This traditional Indian dish is often served over rice or roti and is a staple food in many Indian restaurants and households. This recipe is the combination of spinach and bengal gram dal. It is not only delicious, a good source of non-meat protein and it also has a number of health benefits. It taste absolutely delicious when you eat it with a tsp of ghee.
To Pressure Cook
1/2 Cup of Bengal Gram / Kadalai Paruppu
1/4 Tsp of Turmeric
1/2 Tsp of Oil
1/2 Tsp of Salt
Pinch of Hing
Water as needed (~2 Cups)
2 Tsp of Oil
1 Red Chillies (Opt)
4 Garlic Cloves
2.5 Tbsp of Tomato Puree
1 Tbsp of Fried Onions
1/4 Tsp of Turmeric
1 Tsp of Red Chilly Powder
1 Cup of Chopped Baby Spinach
1 Tsp of Kasoori Methi (Dried Methi Leaves )
Few Sprigs of Cilantro leaves
- Soak channa dal or bengal gram for 2 hrs before cooking. Wash and drain it before cooking.
- In a cooker, pressure cook by adding all the “cooker items” ingredients as shown above, with enough water and wait for 5-7 whistles and switch off the stove.
- Heat oil in a pan and add the “To Temper ” Ingredients as mentioned above. First add red chilly, saute till it turns dark color.
- Fry the garlic for a min. After that, add tomato puree and fried onions, saute it for 1-2 mins.
- Add turmeric and chilly powder to it. Fry for a min.
- Now add chopped spinach to it and saute this for 1-2 mins.
- Add the cooker items (Dal) to a pan. Allow it to boil for 5 mins. Stir in between to avoid burning at the bottom. Add kasoori methi at this moment. Let it come to rolling boil and turn off the stove. Adjust the salt to taste.
- Garnish with Cilantro/Coriander leaves.
- Serve it with roti/nan/rice.
- You can do the same recipe with methi leaves or any greens
- Use different dal like toor or moong by following this recipe.

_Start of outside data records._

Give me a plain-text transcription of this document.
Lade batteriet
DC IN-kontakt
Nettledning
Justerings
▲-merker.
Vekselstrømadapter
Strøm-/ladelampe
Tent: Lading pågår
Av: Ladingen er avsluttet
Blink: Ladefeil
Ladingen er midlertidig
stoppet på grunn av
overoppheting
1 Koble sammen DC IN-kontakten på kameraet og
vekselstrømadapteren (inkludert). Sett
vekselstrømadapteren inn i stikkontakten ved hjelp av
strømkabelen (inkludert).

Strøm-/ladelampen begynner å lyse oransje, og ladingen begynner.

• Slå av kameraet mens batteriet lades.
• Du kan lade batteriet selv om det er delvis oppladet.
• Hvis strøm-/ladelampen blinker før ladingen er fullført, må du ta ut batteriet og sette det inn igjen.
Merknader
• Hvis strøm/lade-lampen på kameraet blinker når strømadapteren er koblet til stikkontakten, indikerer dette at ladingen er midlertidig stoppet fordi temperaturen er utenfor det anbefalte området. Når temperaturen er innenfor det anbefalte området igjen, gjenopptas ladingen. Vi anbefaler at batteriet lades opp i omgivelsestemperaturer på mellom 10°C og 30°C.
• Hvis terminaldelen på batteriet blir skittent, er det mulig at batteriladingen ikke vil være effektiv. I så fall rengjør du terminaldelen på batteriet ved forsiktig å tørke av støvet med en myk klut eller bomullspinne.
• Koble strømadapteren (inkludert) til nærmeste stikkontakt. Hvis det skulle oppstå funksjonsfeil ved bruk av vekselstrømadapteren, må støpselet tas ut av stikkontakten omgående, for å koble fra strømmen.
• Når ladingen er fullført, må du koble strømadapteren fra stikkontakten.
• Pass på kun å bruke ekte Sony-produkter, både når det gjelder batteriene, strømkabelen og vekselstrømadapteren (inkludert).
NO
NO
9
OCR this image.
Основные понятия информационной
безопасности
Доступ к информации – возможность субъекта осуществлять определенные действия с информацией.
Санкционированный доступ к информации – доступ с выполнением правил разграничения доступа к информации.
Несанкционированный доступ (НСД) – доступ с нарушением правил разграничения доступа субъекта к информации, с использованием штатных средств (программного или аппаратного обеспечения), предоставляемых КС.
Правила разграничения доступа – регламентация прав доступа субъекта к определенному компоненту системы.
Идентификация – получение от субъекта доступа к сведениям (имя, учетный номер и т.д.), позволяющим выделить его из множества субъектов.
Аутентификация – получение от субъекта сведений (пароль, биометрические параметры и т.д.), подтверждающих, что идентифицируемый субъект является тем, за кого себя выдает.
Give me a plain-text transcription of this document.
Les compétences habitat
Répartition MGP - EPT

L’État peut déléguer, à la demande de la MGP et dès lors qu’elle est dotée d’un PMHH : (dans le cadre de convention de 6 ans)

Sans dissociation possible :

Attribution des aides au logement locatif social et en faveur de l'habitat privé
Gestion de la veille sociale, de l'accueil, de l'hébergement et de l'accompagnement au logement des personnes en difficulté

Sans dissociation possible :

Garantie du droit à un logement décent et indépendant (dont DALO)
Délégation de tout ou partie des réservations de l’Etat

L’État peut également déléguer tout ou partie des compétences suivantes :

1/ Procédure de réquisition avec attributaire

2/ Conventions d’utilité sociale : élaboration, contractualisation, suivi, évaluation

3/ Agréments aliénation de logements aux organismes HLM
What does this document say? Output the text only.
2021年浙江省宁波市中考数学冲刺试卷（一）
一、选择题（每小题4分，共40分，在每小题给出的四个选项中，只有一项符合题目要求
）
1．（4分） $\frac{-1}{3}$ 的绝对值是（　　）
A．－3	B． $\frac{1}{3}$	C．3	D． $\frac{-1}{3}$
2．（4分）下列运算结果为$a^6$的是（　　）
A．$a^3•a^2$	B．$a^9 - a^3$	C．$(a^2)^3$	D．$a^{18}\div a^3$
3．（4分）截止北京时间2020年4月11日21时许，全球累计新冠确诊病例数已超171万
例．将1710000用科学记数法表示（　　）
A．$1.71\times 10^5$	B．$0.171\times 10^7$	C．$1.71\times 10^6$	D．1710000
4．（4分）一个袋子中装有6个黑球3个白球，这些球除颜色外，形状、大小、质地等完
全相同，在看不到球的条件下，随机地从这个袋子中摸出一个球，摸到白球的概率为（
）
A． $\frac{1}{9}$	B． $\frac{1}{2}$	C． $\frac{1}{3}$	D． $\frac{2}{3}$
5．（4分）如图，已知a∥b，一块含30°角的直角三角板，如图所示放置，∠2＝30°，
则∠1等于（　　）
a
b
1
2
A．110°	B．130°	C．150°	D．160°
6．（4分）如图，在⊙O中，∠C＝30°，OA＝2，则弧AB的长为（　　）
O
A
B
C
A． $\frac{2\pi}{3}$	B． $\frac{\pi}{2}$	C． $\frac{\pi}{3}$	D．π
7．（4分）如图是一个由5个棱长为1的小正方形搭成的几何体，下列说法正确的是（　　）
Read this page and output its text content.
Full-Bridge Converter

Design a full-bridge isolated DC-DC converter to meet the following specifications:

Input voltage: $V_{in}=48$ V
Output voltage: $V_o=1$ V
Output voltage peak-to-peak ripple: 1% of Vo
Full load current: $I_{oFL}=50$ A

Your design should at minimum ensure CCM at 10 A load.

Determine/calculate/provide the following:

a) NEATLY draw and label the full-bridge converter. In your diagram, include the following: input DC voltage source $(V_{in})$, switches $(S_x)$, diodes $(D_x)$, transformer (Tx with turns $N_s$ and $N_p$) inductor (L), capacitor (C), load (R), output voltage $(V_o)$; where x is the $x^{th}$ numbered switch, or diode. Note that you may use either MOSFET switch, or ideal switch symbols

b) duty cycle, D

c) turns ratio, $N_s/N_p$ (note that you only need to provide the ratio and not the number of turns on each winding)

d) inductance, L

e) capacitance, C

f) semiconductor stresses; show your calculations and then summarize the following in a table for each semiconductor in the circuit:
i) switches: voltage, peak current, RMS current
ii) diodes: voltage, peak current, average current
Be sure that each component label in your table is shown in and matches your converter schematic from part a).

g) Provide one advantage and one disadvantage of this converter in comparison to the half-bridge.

- You can enrich the taste by adding 1tsp of ghee.
- You can also add lemon juice while serving.
- Adding red chilly is optional instead add green chilly.
Health Benefits of Bengal Gram & Spinach
- Lentils are high in fiber and protein, and low in fat. Eating lentils and other foods that are rich in soluble dietary fiber can help decrease high cholesterol
- A dish of basmati rice with moong dal combines carbohydrates, protein, fiber and fats for a healthy, balanced meal. The rice provides carbohydrates for quick-release energy.
- One cup of spinach has nearly 20% of the RDA of dietary fiber, which aids in digestion, prevents constipation, maintains low blood sugar, and curbs overeating.